The rising nationalism around the world and ongoing fragmentation on global trade also will be a test of China-India relationship. China thinks that India is a big challenge to its ambitions of supremacy of Asia. China has been shaping as a regional hegemon and has also been crafting a narrative about its position in the ring of international power distribution. If, People Republic China appears as super power in the region then Chinese and Indian rivalry may turn into new cold-war because India is also seeking dominance in Asia. United States are forging economic and defense relations with India and both India and United States seem as natural ally against China in Asia. On the other hand, China has been attempting to express that its real competition is with United States not with India. It is stated by strategic experts, “The United States no longer enjoys the same hegemonic status as it enjoyed few decades ago”. Its position as a leader of international order is eroding gradually. Its European allies are shrinking their dependency and are revising their policy with United States. Therefore, India will not put all eggs in one basket and it should handle all issues with China by diplomatic way.

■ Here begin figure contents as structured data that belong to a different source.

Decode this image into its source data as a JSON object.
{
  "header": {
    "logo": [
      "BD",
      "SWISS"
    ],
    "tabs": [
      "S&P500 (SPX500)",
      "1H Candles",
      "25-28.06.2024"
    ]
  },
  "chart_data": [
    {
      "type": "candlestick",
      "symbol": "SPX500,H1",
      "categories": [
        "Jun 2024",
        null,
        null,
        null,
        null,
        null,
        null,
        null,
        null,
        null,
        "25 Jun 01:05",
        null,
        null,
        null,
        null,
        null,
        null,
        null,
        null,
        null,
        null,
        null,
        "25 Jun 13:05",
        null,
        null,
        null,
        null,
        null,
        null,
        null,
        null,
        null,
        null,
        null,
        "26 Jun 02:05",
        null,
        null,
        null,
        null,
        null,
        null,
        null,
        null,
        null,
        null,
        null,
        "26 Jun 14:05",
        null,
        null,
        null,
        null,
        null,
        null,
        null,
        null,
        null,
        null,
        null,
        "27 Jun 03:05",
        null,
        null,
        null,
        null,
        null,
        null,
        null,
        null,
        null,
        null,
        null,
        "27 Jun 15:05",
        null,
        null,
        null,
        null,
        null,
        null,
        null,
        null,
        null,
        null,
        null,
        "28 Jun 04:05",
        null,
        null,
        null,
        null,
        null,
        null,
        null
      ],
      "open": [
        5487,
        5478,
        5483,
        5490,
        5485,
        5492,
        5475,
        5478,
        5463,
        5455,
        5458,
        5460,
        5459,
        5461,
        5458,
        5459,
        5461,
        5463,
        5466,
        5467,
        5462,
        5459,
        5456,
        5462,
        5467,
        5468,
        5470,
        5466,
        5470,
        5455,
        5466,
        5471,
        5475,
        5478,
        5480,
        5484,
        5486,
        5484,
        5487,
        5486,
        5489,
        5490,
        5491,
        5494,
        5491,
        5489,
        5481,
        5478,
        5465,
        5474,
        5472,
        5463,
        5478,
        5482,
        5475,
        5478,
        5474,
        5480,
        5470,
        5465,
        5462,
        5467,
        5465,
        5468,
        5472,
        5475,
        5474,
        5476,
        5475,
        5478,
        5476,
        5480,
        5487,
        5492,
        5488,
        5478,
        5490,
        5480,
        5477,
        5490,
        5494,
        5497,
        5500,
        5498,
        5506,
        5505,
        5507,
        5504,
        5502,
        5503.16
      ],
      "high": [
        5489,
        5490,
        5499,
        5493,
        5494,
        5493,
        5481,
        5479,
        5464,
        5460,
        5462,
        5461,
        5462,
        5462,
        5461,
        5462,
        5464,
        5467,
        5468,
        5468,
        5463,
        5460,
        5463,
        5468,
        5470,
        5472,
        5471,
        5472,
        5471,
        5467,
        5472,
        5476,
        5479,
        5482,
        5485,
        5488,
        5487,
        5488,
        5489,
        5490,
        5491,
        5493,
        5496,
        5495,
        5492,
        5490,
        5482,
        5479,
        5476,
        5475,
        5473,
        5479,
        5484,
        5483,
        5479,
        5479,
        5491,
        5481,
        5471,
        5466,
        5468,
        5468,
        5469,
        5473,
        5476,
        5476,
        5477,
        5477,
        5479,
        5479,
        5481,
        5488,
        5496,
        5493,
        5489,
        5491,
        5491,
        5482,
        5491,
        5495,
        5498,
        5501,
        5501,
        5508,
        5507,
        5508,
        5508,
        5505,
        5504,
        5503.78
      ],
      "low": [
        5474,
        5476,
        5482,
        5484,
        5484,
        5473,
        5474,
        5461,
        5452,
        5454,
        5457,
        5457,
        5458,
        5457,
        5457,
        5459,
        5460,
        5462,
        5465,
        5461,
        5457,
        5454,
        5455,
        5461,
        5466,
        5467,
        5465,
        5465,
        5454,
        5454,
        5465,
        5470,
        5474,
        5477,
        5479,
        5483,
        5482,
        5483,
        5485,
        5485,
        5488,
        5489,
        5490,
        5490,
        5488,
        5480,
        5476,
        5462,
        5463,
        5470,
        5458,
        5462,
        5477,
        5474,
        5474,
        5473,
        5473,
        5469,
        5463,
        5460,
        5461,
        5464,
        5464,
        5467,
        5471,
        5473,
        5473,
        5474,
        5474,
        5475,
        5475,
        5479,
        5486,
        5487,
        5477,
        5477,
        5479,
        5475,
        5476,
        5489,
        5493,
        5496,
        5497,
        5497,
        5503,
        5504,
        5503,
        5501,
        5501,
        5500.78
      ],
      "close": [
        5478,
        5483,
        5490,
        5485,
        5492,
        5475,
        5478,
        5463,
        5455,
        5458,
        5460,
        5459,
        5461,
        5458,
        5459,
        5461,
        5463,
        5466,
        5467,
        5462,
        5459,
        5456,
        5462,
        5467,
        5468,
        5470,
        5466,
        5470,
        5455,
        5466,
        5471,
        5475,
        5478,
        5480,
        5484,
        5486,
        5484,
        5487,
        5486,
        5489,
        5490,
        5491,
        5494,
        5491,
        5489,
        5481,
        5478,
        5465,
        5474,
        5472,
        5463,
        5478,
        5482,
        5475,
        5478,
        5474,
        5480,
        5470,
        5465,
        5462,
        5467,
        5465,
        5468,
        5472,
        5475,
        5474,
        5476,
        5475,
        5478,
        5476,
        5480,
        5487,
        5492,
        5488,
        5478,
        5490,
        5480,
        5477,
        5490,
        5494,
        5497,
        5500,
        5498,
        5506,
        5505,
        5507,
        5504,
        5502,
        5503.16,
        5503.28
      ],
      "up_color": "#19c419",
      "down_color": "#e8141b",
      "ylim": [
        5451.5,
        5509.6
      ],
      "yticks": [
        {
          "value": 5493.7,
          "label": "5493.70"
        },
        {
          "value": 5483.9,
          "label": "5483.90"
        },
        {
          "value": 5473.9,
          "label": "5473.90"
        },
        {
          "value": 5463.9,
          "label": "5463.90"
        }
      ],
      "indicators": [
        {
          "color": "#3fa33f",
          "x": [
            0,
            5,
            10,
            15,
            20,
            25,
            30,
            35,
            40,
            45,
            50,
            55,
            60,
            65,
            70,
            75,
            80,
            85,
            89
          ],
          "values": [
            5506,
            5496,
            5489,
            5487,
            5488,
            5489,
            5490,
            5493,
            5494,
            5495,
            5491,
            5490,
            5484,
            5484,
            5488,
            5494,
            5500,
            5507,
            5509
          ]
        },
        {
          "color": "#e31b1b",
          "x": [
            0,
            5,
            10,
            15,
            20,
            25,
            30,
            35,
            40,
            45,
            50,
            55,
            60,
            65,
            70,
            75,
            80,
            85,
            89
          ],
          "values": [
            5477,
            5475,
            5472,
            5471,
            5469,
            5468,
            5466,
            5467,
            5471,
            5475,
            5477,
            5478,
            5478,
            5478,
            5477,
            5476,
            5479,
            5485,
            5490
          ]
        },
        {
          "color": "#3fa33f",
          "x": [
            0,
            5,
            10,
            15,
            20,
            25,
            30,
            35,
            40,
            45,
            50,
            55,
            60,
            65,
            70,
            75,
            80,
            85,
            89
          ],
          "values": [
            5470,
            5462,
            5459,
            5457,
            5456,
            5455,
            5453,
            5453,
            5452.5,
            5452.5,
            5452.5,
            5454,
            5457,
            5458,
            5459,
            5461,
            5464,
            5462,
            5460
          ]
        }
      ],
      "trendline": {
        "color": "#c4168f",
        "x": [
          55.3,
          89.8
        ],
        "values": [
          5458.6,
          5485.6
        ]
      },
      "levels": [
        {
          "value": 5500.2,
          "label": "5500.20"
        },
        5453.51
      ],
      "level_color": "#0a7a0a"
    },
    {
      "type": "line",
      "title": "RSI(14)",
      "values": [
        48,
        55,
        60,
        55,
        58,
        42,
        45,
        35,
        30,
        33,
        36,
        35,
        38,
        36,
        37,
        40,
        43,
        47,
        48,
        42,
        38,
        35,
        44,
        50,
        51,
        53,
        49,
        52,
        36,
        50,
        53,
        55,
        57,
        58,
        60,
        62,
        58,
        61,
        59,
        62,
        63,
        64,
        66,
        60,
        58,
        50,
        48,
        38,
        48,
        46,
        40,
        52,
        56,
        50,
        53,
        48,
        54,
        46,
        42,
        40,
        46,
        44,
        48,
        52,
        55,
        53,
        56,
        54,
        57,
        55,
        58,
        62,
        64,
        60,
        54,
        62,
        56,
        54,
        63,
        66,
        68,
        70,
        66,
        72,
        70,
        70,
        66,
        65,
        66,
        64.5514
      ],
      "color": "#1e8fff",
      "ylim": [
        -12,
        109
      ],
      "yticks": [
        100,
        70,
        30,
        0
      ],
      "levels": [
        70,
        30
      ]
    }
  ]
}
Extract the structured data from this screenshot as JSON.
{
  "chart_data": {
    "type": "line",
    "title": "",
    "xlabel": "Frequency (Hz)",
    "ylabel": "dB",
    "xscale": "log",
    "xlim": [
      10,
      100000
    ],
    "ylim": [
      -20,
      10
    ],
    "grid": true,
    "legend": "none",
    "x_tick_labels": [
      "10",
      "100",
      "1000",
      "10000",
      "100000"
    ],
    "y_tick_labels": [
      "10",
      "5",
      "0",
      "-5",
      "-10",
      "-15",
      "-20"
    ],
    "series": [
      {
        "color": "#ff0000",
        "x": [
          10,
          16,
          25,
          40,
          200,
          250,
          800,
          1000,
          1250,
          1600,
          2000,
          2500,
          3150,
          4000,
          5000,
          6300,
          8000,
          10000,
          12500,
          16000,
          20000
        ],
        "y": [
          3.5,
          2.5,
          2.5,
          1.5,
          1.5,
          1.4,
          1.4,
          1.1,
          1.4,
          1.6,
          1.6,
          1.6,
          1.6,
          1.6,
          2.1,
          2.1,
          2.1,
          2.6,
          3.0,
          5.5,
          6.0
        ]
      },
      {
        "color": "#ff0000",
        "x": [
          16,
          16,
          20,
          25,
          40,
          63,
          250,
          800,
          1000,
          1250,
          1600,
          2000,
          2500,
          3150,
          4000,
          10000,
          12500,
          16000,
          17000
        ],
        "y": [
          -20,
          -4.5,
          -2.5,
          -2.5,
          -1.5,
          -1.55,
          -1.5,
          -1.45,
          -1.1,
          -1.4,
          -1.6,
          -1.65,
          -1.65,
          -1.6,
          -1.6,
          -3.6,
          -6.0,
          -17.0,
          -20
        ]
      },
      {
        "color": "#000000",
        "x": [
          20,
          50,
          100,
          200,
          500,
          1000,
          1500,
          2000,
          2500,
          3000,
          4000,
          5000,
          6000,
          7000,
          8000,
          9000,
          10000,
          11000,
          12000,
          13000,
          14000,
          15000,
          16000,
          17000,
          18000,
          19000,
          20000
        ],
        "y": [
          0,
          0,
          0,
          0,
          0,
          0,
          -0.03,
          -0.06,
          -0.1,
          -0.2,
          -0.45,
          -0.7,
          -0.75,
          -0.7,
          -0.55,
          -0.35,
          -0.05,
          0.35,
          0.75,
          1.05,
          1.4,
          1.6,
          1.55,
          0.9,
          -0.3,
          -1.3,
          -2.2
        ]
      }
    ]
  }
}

However, Modi and Xi never afford the exceedingly complex and long-standing dispute. The clash may deteriorate their economic ties as well, as India is also a big market for Chinese products. The long-lasting clash may grow anti-Chinese sentiments in India with call of boycott of Chinese product. India also can restrict Chinese foreign direct investment. At the same time, China never affords to lose its relationship with India while it is already in trade war with United States during the Coronavirus epidemic. To avert the conflict both the sides should pursue multifaceted strategy including summit diplomacy and the plate form of regional and international institutions such as Shanghai Cooperation Organization, Asian Infrastructure Investment Bank and Asian Development Bank. These institutions can play a vital role to de-escalate of tension and forestall of border violence but cannot address their core issues. If the issue prevails for long time, it would be difficult for their regional neighbors to decide to go with China or India where both the countries are playing on their own strength. It should be handled by purely diplomatic way and with negotiations.